Sue Shim, senior vice president in charge of sales and marketing at Samsung's Visual Display division, said although 2009 won't be an easy year, the company plans to maintain market leadership with new products like the LED TV.
 "Our market share will go up," she said.
Samsung had 19 percent of the global liquid crystal display (LCD) TV market in the first quarter.
Shim told the Reuters Global Technology Summit in Seoul that the downturn in the market doesn't seem as severe as expected and the company was able to outperform the market's growth in the first quarter.
Samsung is maintaining its sales target for LCD TV sets set in 2009 at 22 million, up 10 percent from 2008, according to a spokeswoman for the company.
But Shim acknowledged that target was below DisplaySearch's forecast of a 15 percent growth in the global LCD TV market.
“Samsung will strive to post higher growth and expand market share,” she said, adding the company had several sets of targets, including a best-case scenario.
Japan's Sony, home rival LG Electronics and Amtran's Vizio brand are Samsung’s biggest competitors.
The flat-screen TV segment has performed strongly despite the global economic downturn, which has sapped consumer demand for most other types of electronics. Shim, who worked as a marketing veteran for Procter & Gamble for 17 years before joining Samsung in 2006, said people are giving up eating out and traveling in the midst of the downturn and are instead putting more emphasis on activities inside their homes.
The latest LCD television models using light-emitting diodes (LED) as light source rather than the bulkier and less energy-efficient cold cathode fluorescent lamps (CCFLs), have been a key figure in future growth and market leadership for Samsung.
Shim said the LED TV has a vivid picture quality, a slim design and is eco-friendly. “It saves about 40 percent of energy when compared to a traditional LCD TV of the same size,” she added. She claims that four years of using an LED television would equal to costs savings comparable to the price of a 30-inch-grade LCD model. Since the first models were launched in March, the company has shipped 200,000 units to retailers in the last six weeks.

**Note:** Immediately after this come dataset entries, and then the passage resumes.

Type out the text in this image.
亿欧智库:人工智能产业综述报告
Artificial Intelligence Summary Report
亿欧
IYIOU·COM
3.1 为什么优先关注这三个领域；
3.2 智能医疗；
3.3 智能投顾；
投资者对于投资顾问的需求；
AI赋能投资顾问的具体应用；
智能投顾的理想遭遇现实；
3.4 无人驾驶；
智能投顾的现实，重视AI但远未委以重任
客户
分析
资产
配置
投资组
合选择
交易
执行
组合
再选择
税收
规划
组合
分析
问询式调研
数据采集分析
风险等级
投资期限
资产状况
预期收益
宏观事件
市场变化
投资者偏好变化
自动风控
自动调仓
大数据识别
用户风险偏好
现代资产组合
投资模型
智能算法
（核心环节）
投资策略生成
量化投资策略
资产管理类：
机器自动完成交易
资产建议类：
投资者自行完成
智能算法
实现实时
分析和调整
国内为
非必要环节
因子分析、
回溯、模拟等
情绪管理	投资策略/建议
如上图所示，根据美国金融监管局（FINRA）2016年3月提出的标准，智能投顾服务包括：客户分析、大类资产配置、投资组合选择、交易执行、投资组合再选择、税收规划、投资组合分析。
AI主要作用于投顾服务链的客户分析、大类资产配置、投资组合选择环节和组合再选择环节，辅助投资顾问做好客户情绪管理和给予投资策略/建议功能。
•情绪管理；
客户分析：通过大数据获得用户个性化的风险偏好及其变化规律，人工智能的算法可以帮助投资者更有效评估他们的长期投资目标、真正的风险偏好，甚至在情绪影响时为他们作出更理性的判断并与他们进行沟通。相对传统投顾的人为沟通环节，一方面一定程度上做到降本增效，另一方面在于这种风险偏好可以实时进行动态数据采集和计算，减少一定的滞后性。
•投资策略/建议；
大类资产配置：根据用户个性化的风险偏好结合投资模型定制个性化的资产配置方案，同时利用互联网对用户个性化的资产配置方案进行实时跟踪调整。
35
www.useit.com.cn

The company said DisplaySearch expects LED TV sales to reach 32.4 million units in 2015, up from estimates of 2 million in 2009 and 7.3 million in 2010.
However, price will surely be a factor in sales, as LED sets can be as much as $700 more than a traditional LCD model of the same size.
Shim said the entire market would eventually shift to LED.
“LED is the best television technology made available so far.”